Decisions have been made. Plans set into motion. Contracts signed. I recognize the reality of where things stand right now with respect to Addison Russell and the Cubs, and outside the small chance they decide to release him for (relatively minimal) termination pay or find a trade partner for him, the soon-to-be-25-year-old middle infielder will be part of the team when his suspension ends in early May.
That suspension, to which he agreed, came under MLB’s joint domestic violence policy, and is one of the longest ever handed down by the league. Those facts alone make his return to the Cubs unpalatable to many fans, and it only gets worse when you read about the alleged behavior that underlies the suspension.
But this is the route the Cubs opted to take when they tendered Russell a contract for 2019 back in November, and then avoided arbitration by signing a deal last week. Even in a tight-payroll situation, the Cubs apparently believe sufficiently in Russell’s unrealized offensive upside that they have deemed him worth both the unsavory position of employing him and also the up-to $3.4 million he’ll be paid in 2019.
Maybe the Cubs will be right. Maybe Russell will finally break out at the plate, and, more importantly, will demonstrate that he’s completely turned his life around and is contributing in a very positive way to the cause of domestic violence treatment and prevention. I don’t know which is less likely, but I will concede that each thing is possible.
As I look at the still-sizable free agent crop, though, I can’t help but wonder something I didn’t when thinking about the roster earlier in the offseason: what if the Cubs had decided to bring in a similar shortstop on a short-term deal?
That is to say, early in the offseason, when we had some measure of believe that the Cubs would move on from Russell, most speculation centered on a loaded second base free agent class, from which the Cubs could pluck a player and permanently install Javy Baez at shortstop. Having signed Daniel Descalso to be a second-base-heavy utility guy, though – oh, and without significant payroll flexibility – that thinking went by the wayside.
But for the $3.4 million the Cubs have committed to Russell in 2019, could they instead have brought in a similar player in free agency?
Consider two 29-year-old shortstops that are still on the free agent market, and how their performance the last three years stacks up with Russell’s:
Remarkably similar profiles, right? Each of the trio is light on the bat, superlative with the glove. Russell likely offers the best bat, while Iglesias offers the best glove. Galvis is probably somewhere in the middle.
To be sure, no one is saying Jose Iglesias or Freddy Galvis should be aggressive free agent targets for the Cubs, or even necessarily should have been at the outset of the offseason. Rather, I’m saying that if the Cubs were going to go year-to-year with Russell anyway (i.e., no real commitment beyond 2019), might they have gotten one of Iglesias or Galvis for 2019 at a similar or lesser price? And gotten the same or similar production? And not had to continue employing a player suspended for domestic violence? (The Steamer projections, by the way, for Iglesias and Russell are similar next year, with Galvis lagging behind.)
For all we know, this was under consideration back in November, but the timing just wasn’t right to get a deal nailed down, so the Cubs tendered Russell. The market has likely changed quite a bit since then for free agents in the Iglesias/Galvis tier, and maybe what seems rational now would have seemed crazy back then (though anticipating these movements is part of the job).

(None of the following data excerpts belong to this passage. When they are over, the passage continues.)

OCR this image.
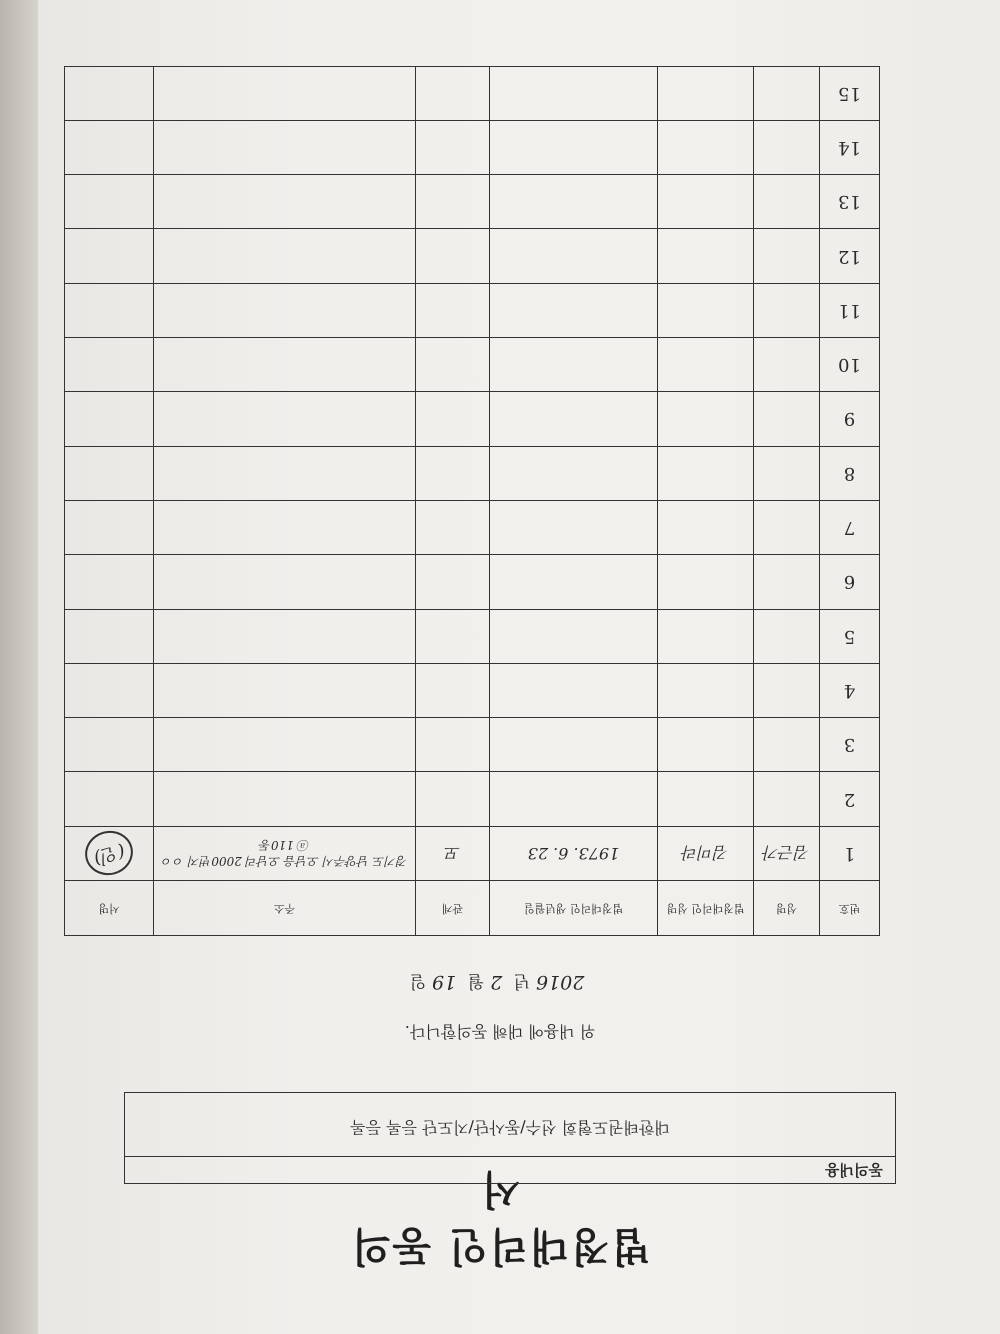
법정대리인 동의서	동의내용
대한태권도협회 선수/동사단/지도단 등록 등록
위 내용에 대해 동의합니다.
2016년 2월 19일
번호	성명	법정대리인 성명	법정대리인 생년월일	관계	주소	서명
1	김근가	김미라	1973. 6. 23	모	경기도 남양주시 오남읍 오남리 2000번지 ㅇㅇⓐ 110동	(인)
2						
3						
4						
5						
6						
7						
8						
9						
10						
11						
12						
13						
14						
15						
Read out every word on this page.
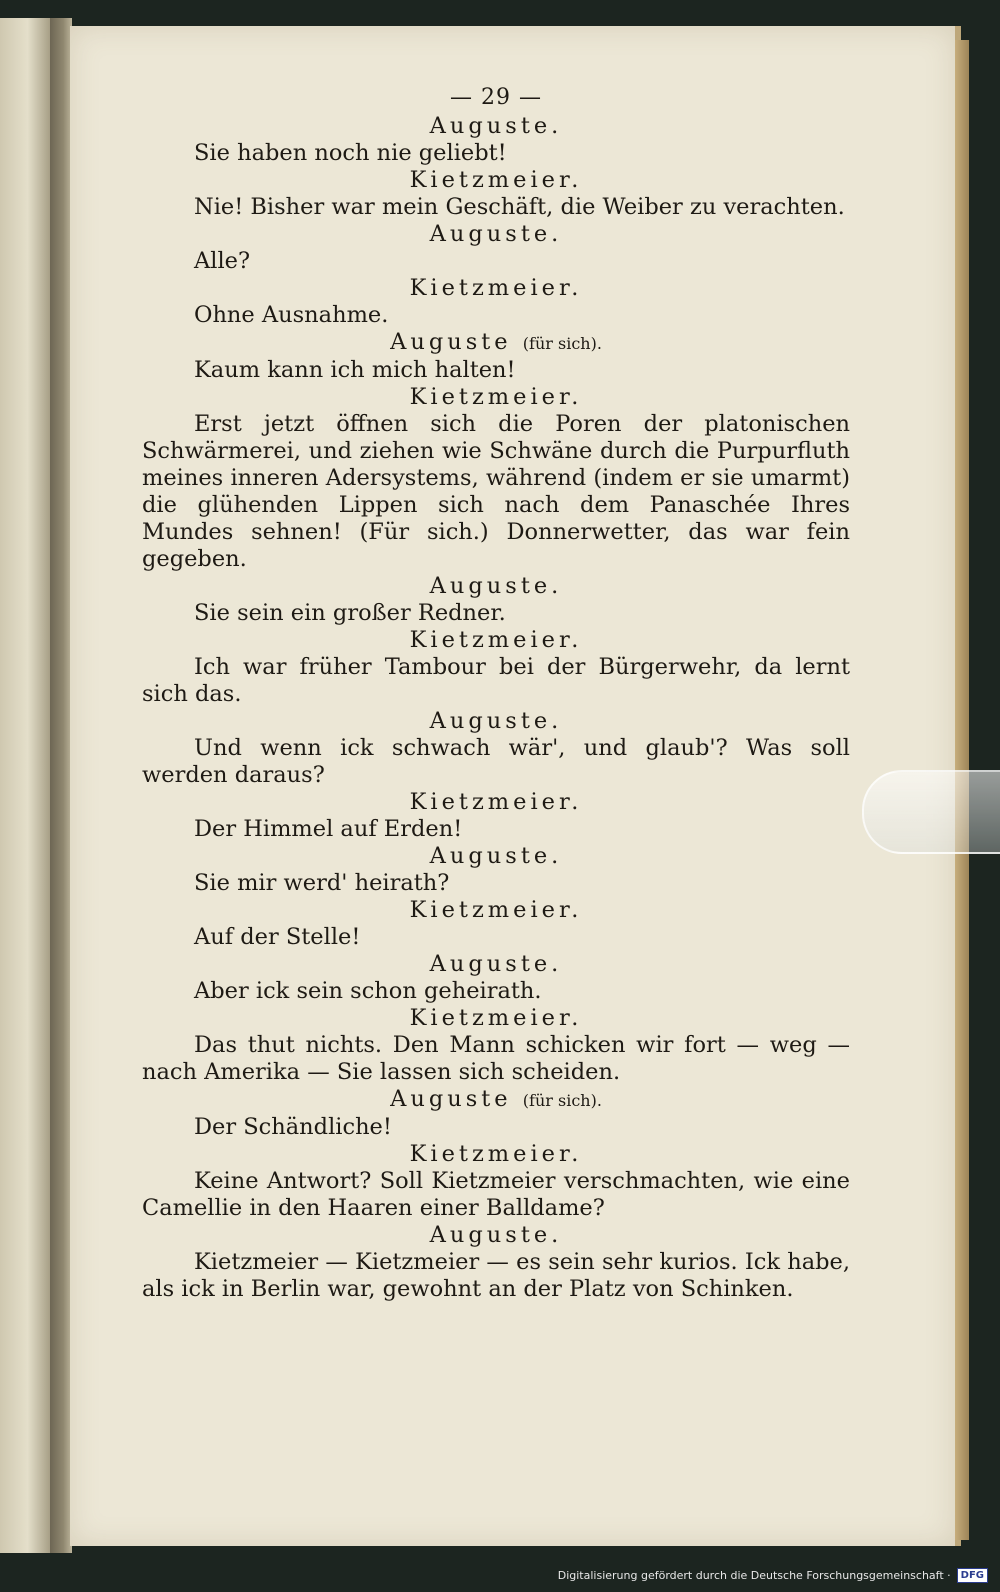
— 29 —
Auguste.
Sie haben noch nie geliebt!
Kietzmeier.
Nie! Bisher war mein Geschäft, die Weiber zu verachten.
Auguste.
Alle?
Kietzmeier.
Ohne Ausnahme.
Auguste (für sich).
Kaum kann ich mich halten!
Kietzmeier.
Erst jetzt öffnen sich die Poren der platonischen Schwärmerei, und ziehen wie Schwäne durch die Purpurfluth meines inneren Adersystems, während (indem er sie umarmt) die glühenden Lippen sich nach dem Panaschée Ihres Mundes sehnen! (Für sich.) Donnerwetter, das war fein gegeben.
Auguste.
Sie sein ein großer Redner.
Kietzmeier.
Ich war früher Tambour bei der Bürgerwehr, da lernt sich das.
Auguste.
Und wenn ick schwach wär', und glaub'? Was soll werden daraus?
Kietzmeier.
Der Himmel auf Erden!
Auguste.
Sie mir werd' heirath?
Kietzmeier.
Auf der Stelle!
Auguste.
Aber ick sein schon geheirath.
Kietzmeier.
Das thut nichts. Den Mann schicken wir fort — weg — nach Amerika — Sie lassen sich scheiden.
Auguste (für sich).
Der Schändliche!
Kietzmeier.
Keine Antwort? Soll Kietzmeier verschmachten, wie eine Camellie in den Haaren einer Balldame?
Auguste.
Kietzmeier — Kietzmeier — es sein sehr kurios. Ick habe, als ick in Berlin war, gewohnt an der Platz von Schinken.
Digitalisierung gefördert durch die Deutsche Forschungsgemeinschaft ·	DFG
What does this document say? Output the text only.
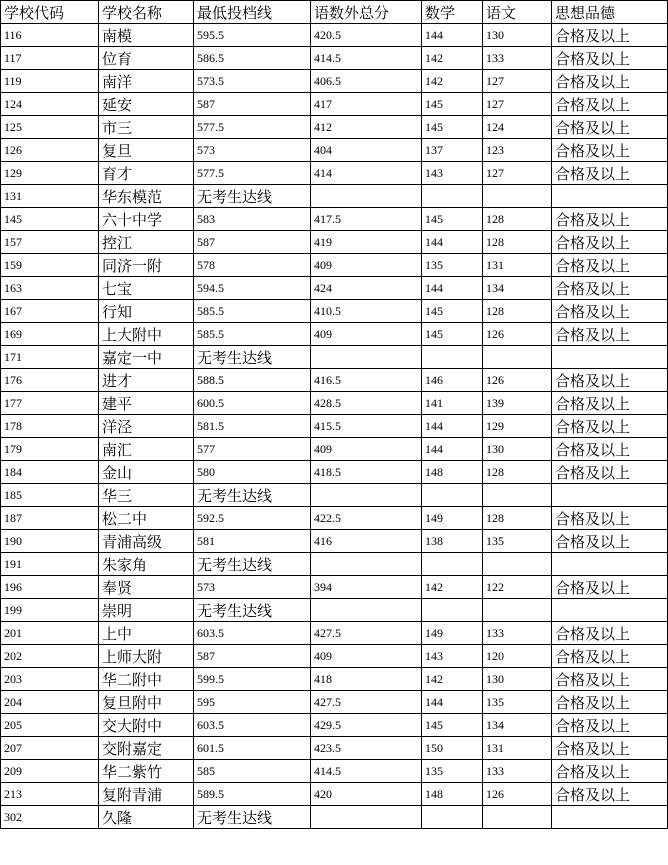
学校代码	学校名称	最低投档线	语数外总分	数学	语文	思想品德
116	南模	595.5	420.5	144	130	合格及以上
117	位育	586.5	414.5	142	133	合格及以上
119	南洋	573.5	406.5	142	127	合格及以上
124	延安	587	417	145	127	合格及以上
125	市三	577.5	412	145	124	合格及以上
126	复旦	573	404	137	123	合格及以上
129	育才	577.5	414	143	127	合格及以上
131	华东模范	无考生达线				
145	六十中学	583	417.5	145	128	合格及以上
157	控江	587	419	144	128	合格及以上
159	同济一附	578	409	135	131	合格及以上
163	七宝	594.5	424	144	134	合格及以上
167	行知	585.5	410.5	145	128	合格及以上
169	上大附中	585.5	409	145	126	合格及以上
171	嘉定一中	无考生达线				
176	进才	588.5	416.5	146	126	合格及以上
177	建平	600.5	428.5	141	139	合格及以上
178	洋泾	581.5	415.5	144	129	合格及以上
179	南汇	577	409	144	130	合格及以上
184	金山	580	418.5	148	128	合格及以上
185	华三	无考生达线				
187	松二中	592.5	422.5	149	128	合格及以上
190	青浦高级	581	416	138	135	合格及以上
191	朱家角	无考生达线				
196	奉贤	573	394	142	122	合格及以上
199	崇明	无考生达线				
201	上中	603.5	427.5	149	133	合格及以上
202	上师大附	587	409	143	120	合格及以上
203	华二附中	599.5	418	142	130	合格及以上
204	复旦附中	595	427.5	144	135	合格及以上
205	交大附中	603.5	429.5	145	134	合格及以上
207	交附嘉定	601.5	423.5	150	131	合格及以上
209	华二紫竹	585	414.5	135	133	合格及以上
213	复附青浦	589.5	420	148	126	合格及以上
302	久隆	无考生达线				
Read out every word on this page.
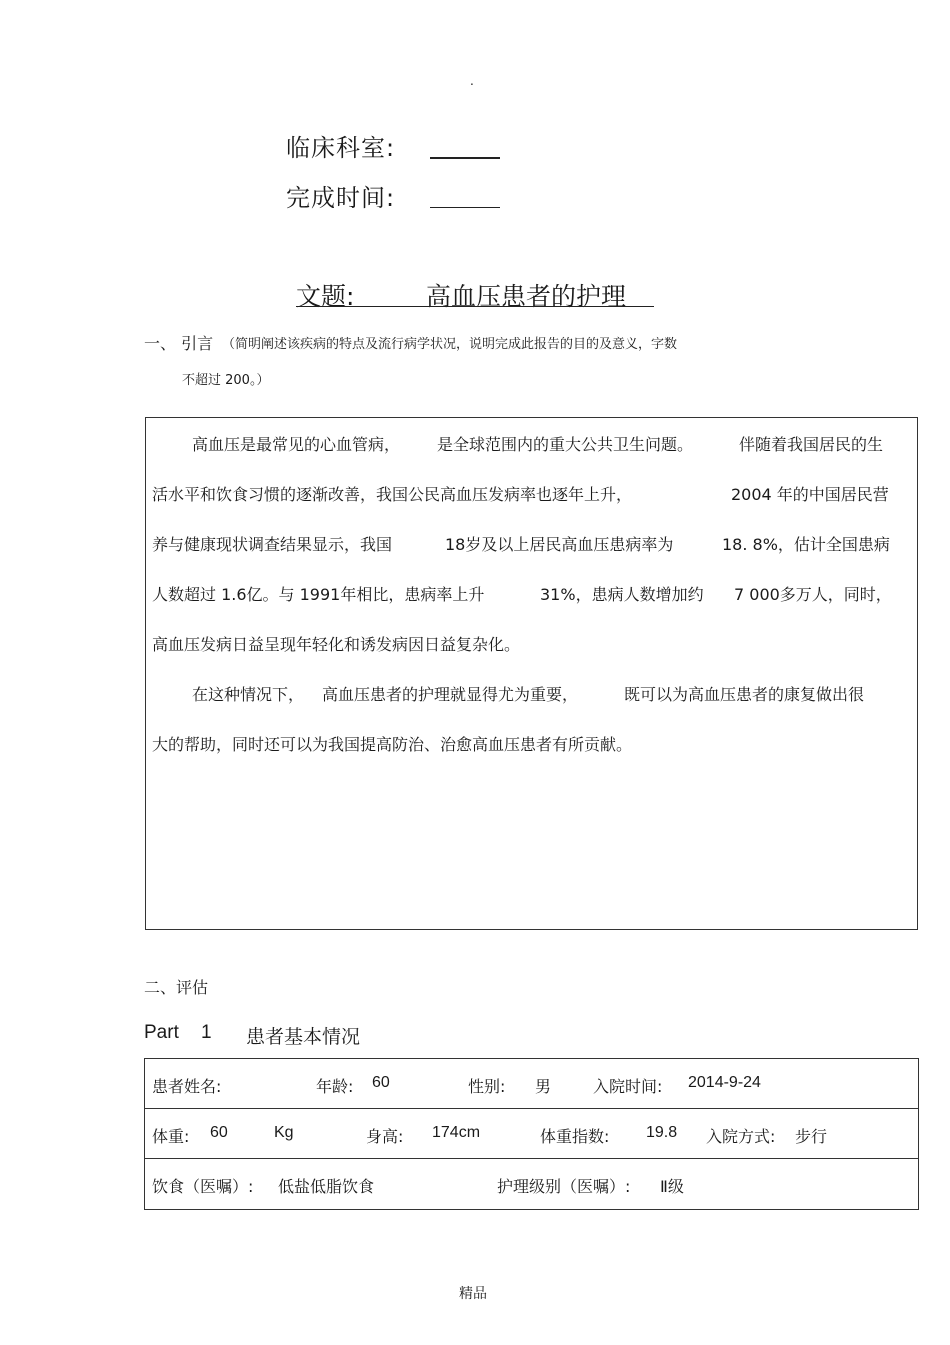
.
临床科室:
完成时间:
文题:	高血压患者的护理
一、 引言 （简明阐述该疾病的特点及流行病学状况，说明完成此报告的目的及意义，字数
不超过 200。）
高血压是最常见的心血管病， 是全球范围内的重大公共卫生问题。	伴随着我国居民的生
活水平和饮食习惯的逐渐改善，我国公民高血压发病率也逐年上升，	2004 年的中国居民营
养与健康现状调查结果显示，我国	18岁及以上居民高血压患病率为	18. 8%，估计全国患病
人数超过 1.6亿。与 1991年相比，患病率上升	31%，患病人数增加约 7 000多万人，同时，
高血压发病日益呈现年轻化和诱发病因日益复杂化。
在这种情况下， 高血压患者的护理就显得尤为重要，	既可以为高血压患者的康复做出很
大的帮助，同时还可以为我国提高防治、治愈高血压患者有所贡献。
二、评估
Part 1 患者基本情况
患者姓名:	年龄: 60	性别: 男	入院时间: 2014-9-24
体重: 60	Kg	身高: 174cm	体重指数: 19.8 入院方式: 步行
饮食（医嘱）: 低盐低脂饮食	护理级别（医嘱）: Ⅱ级
精品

The other big caveat here is that, if the market hasn’t changed, then a guy like Iglesias could wind up getting a lot more than Russell in 2019 – he was projected by FanGraphs to land a two or three-year deal at the outset of the winter, worth anywhere from $6 to $9 million per year. If money is tight for the Cubs, and if Iglesias’s market hasn’t cratered, then there’s a really significant difference there.
In any case, this is not something we’d teed up in the past, and, with Russell’s contract now in place for 2019, I thought it worth at least mentioning as a route the Cubs could have opted to take.
Well, strictly speaking, it is still a route they could take.